I am aware of how behind the scenes Perl 6 uses multiple levels of abstraction
for Str objects, and in particular may often use Normal Form G to utilize
codepoints above 0x10FFFF to be able to represent graphemes in constant space.
I have a few questions:
1. Do I even have to test the Str at all? Does Perl 6 guarantee that all Str
are well formed, such that for example if one tried to decode UTF-16 that
contained invalid surrogate codepoints (single ones or ones not properly paired
up) that this would fail early, or is it possible that a Str could be created
without fuss that contains the invalid surrogates? I suspect Perl 6' inherent
laziness would make passing through invalid codepoints more likely, but perhaps
that isn't the case.
2. Does Perl 6 ever have Str that are not internally in some normal form? That
is, if a file contains say a mixture of NFC and NFD, the actual codepoints will
be preserved at the start until some operation requires them to be in a normal
form? I'm thinking this may be a good case for laziness, eg you don't need
normal forms to just move data around, but it can help if you want to count
graphemes, so it only normalizes when such an operation happens.
3. If a Str can contain invalid surrogates or be wrong in some other way, what
is the best / most performant way to test that a Str is only valid? Context is
akin to a "Str where ..." and what we put in the "...".

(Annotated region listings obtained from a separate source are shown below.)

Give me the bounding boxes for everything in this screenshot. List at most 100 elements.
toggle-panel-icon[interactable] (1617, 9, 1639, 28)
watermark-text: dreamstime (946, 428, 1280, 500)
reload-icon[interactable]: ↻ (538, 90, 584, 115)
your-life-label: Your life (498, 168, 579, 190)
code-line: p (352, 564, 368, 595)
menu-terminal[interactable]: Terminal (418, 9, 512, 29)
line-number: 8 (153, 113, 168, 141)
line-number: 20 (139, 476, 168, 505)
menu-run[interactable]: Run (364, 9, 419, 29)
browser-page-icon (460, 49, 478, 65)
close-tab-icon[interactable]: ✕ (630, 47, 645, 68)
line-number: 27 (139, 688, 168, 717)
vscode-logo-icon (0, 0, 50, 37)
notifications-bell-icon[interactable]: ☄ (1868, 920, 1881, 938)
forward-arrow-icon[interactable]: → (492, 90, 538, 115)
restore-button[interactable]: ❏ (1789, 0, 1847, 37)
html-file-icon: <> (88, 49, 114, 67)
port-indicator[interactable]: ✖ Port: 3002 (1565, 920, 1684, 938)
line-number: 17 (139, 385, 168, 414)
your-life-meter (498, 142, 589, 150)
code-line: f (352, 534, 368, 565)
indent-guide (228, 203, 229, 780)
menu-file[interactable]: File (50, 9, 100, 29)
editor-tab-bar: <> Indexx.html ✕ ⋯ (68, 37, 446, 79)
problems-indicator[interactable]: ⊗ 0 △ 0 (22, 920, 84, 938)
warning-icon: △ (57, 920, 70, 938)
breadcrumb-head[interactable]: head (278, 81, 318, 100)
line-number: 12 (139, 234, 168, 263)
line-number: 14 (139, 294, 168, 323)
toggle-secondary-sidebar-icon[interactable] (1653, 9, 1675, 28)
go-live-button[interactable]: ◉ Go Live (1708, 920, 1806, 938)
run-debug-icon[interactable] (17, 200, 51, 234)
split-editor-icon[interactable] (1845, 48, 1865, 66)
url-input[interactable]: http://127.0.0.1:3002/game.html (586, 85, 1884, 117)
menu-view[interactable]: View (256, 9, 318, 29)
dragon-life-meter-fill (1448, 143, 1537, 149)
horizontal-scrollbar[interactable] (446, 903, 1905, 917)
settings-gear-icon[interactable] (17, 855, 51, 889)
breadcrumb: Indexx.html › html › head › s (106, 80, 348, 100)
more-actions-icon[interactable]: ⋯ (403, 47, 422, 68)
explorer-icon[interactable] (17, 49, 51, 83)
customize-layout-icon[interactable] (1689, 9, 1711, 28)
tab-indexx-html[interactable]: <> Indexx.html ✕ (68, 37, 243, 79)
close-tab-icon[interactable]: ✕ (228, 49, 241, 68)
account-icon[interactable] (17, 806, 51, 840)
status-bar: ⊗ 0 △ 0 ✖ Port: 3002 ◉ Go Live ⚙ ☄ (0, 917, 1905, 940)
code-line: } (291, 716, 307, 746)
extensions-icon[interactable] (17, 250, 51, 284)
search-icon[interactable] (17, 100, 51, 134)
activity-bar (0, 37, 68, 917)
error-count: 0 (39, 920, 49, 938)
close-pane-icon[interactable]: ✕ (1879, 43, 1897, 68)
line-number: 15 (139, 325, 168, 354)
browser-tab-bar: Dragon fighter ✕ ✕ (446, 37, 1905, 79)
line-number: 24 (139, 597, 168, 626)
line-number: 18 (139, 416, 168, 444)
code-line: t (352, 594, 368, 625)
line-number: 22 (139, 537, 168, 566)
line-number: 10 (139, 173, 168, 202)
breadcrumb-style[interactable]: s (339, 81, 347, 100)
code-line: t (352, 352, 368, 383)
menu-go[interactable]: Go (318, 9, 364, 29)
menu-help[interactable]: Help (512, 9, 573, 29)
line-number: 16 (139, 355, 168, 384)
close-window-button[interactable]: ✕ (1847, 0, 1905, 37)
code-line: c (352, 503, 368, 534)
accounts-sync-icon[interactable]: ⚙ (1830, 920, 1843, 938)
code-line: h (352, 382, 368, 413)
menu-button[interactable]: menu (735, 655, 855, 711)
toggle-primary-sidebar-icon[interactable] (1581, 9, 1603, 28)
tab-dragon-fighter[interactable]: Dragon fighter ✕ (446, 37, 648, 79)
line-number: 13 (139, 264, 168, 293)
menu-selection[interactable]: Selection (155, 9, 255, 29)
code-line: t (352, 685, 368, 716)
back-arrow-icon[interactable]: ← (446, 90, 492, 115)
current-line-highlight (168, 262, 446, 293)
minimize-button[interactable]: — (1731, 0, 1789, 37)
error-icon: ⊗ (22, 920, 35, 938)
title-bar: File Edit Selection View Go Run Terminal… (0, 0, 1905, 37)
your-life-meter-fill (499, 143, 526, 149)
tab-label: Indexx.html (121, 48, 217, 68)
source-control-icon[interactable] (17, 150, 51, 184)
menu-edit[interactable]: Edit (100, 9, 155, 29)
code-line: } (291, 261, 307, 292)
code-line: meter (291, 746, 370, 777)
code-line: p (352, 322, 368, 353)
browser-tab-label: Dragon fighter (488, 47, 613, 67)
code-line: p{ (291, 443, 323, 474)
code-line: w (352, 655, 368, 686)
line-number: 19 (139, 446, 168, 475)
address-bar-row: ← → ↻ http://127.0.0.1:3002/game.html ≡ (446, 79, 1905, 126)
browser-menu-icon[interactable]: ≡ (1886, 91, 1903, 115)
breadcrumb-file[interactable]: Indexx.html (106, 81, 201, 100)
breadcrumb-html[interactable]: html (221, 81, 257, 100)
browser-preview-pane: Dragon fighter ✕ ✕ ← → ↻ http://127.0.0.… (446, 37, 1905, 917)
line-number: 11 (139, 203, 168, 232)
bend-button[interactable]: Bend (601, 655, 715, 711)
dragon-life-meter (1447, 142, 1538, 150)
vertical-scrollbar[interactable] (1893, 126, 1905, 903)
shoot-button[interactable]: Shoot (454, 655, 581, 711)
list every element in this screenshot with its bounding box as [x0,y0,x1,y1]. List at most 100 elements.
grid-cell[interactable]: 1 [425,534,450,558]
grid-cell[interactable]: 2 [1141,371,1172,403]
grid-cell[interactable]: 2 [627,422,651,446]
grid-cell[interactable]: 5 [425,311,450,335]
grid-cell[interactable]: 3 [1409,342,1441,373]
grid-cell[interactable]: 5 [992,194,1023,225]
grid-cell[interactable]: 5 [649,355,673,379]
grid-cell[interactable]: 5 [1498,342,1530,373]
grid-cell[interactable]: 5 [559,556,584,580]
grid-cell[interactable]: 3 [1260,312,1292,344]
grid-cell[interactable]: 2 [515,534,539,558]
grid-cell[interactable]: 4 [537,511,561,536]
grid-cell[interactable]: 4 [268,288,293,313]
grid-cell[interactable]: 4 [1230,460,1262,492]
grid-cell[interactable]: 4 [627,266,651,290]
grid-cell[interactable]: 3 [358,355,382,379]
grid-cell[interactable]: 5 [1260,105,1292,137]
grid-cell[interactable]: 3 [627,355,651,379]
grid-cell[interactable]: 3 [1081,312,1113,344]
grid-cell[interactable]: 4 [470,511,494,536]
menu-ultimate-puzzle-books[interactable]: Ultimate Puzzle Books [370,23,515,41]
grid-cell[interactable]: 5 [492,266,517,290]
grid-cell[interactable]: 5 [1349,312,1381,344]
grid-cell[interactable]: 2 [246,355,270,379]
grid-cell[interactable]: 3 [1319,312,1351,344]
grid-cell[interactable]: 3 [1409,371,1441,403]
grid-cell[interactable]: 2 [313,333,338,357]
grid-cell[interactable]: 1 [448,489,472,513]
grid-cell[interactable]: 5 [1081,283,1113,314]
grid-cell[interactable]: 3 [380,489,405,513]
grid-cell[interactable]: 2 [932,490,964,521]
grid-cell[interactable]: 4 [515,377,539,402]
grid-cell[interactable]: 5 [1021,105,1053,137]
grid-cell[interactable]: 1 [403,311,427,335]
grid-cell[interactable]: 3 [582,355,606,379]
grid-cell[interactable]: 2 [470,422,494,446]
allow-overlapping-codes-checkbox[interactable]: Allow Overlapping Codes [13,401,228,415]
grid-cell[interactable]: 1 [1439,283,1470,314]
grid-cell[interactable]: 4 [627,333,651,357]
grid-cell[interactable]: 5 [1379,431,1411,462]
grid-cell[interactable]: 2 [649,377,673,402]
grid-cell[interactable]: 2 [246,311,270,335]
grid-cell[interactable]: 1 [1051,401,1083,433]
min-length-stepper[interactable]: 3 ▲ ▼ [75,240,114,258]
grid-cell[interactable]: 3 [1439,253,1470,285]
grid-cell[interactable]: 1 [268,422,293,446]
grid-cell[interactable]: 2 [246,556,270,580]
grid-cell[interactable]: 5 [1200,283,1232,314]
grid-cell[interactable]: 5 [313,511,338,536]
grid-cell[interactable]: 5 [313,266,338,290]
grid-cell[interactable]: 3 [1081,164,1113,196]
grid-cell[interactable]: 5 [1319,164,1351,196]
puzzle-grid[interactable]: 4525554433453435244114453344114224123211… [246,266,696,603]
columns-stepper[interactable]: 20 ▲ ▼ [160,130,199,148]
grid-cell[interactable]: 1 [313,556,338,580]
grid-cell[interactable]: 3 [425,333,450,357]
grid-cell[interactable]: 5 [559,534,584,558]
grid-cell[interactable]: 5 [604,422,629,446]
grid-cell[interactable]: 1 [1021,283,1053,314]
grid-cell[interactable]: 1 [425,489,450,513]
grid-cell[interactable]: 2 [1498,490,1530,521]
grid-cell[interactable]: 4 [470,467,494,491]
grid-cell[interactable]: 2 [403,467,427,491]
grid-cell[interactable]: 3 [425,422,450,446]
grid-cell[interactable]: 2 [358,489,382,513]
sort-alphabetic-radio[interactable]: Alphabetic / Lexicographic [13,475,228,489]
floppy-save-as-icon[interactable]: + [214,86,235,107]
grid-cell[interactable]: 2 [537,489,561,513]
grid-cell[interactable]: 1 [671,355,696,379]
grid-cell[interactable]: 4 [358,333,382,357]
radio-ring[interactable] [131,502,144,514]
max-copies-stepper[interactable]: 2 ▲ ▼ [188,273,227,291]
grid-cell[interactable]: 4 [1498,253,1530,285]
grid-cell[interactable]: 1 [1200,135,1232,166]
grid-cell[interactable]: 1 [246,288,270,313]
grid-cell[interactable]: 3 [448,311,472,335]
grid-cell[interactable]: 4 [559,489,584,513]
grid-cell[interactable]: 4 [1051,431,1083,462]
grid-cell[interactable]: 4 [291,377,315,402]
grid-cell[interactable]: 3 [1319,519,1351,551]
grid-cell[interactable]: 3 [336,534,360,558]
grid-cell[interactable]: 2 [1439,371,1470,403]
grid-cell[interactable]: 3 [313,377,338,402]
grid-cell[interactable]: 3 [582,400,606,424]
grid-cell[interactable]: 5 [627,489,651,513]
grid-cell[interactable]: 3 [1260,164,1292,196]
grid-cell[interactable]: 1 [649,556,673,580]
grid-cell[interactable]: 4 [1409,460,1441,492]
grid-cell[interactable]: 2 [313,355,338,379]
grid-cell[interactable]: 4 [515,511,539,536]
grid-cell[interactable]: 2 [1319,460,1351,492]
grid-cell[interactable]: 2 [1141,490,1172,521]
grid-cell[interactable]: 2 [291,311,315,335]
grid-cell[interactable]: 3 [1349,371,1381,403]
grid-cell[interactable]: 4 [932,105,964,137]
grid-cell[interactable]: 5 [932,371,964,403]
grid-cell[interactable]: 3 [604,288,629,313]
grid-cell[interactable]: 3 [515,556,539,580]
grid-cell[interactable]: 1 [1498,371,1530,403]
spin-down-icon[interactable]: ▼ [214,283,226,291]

4. How can I get the actual codepoints from a Str without normalizing them
first? I realize for typical use cases, explicitly using the NFC/NFD etc
methods, or "ords" which uses NFC, is the most correct, but if say I just want
what we already have, how would I do that? I realize the result may not be
particularly useful in the face of NFG.
For a wider context, I know that in other programming languages like .NET or
Java it is possible for their strings to have invalid surrogates, and I'm trying
to figure out if Perl 6 can have the same problem or not.
Thank you.
-- Darren Duncan